Le guerre locali, quando scoppiavano, erano soprattutto tribali e dettate da ragioni d’interesse: agricoltori contro pastori, agricoltori poveri contro agricoltori ricchi o, per meglio dire, meno poveri. Qualcosa tuttavia è cambiato.
Dopo la fine dell’era coloniale, l’appartenenza religiosa ha reso ancora più visibili e distinte le identità etnico-tribali, ha creato nuovi rapporti clientelari con il potere regionale o centrale. Essere cristiano o musulmano, oggi, significa essere legato a qualcuno (un boss politico o economico) che garantisce protezione ma esige obbedienza. E la lotta fra due gruppi religiosamente diversi contribuisce a rafforzare le rispettive appartenenze religiose. Non è un fenomeno nuovo.
Per molti aspetti è ciò che è accaduto in Bosnia, dove Islam e Cristianesimo, vissuti e praticati in passato con un certo distacco, hanno improvvisamente creato frontiere invalicabili.
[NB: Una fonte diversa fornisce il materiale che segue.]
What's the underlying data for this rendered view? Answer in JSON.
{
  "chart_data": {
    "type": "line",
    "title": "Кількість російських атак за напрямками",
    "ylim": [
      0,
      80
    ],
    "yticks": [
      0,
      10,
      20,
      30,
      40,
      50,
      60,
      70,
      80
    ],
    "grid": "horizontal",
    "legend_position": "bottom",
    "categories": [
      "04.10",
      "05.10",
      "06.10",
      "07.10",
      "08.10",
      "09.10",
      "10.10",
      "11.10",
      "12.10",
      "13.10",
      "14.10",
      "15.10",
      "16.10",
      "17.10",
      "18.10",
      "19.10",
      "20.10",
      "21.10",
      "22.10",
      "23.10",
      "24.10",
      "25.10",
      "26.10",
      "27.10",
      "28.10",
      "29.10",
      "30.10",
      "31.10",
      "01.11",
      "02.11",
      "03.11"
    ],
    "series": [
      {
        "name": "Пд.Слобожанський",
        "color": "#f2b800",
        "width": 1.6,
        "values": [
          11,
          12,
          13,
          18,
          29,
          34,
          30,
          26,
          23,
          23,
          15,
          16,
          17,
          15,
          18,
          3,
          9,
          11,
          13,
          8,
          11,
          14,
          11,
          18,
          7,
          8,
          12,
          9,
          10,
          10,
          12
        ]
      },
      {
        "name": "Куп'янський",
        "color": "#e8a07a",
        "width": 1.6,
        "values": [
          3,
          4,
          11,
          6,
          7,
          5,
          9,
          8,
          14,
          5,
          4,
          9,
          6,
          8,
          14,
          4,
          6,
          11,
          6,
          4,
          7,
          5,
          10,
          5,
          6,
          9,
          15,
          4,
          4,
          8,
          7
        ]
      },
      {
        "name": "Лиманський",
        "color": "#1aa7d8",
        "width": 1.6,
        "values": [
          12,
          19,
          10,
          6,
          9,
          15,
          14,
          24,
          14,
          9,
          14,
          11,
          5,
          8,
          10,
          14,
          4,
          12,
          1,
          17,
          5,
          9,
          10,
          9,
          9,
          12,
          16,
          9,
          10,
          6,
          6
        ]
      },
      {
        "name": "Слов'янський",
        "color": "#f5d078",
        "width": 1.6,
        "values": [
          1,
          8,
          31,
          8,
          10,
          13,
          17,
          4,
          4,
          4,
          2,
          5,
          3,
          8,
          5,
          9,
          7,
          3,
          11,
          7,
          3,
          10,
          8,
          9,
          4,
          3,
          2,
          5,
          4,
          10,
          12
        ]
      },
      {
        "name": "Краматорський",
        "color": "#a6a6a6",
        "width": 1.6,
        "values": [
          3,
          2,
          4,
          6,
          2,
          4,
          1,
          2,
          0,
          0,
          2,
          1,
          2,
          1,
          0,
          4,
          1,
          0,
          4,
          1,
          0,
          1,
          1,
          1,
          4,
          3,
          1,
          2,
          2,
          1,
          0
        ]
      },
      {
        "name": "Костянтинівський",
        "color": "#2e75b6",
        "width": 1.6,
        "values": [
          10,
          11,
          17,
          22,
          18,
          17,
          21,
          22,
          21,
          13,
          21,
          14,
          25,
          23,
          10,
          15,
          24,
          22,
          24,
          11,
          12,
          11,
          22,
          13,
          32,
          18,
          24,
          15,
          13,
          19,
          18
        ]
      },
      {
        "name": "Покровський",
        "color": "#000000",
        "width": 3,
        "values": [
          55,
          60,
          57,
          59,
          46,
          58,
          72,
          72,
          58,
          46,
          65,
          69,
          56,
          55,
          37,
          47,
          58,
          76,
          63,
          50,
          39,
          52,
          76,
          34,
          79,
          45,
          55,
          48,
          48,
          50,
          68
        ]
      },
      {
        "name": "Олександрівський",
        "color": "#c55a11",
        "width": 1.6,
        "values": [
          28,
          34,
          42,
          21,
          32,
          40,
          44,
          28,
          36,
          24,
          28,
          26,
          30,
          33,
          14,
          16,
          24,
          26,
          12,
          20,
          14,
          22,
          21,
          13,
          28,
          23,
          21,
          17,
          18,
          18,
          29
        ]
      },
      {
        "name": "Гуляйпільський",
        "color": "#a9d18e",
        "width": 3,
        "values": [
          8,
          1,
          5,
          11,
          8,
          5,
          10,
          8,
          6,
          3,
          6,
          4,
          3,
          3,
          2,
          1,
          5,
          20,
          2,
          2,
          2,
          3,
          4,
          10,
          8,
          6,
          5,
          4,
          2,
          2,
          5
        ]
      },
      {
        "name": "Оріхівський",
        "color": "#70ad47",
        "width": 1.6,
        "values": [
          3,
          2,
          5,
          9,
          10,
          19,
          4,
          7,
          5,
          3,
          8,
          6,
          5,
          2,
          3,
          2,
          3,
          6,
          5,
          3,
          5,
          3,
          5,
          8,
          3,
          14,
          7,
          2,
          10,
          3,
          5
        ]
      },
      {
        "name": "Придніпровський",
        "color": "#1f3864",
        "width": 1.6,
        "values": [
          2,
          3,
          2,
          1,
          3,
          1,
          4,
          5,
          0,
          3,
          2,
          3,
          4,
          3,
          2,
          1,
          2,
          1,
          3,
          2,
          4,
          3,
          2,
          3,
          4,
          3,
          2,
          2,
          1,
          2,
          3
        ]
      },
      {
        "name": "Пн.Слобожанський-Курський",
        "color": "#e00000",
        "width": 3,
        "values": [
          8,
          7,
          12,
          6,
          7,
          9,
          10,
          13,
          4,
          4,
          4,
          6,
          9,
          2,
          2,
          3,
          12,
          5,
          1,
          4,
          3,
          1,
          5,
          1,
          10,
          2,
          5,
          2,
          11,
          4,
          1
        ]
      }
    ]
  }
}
Ma ciò accade generalmente quando la convivenza è resa difficile dal collasso del potere centrale.
Queste guerre pseudoreligiose scoppiano, in altre parole, quando non c’è più al centro un arbitro (nel caso dell’Africa di una volta i governatori coloniali) che possa dirimere le controversie e distribuire, più o meno equamente, le risorse nazionali. ciò che oggi accade in Nigeria dove il governo è sempre meno capace di garantire l’ordine sociale e la sicurezza dei suoi cittadini.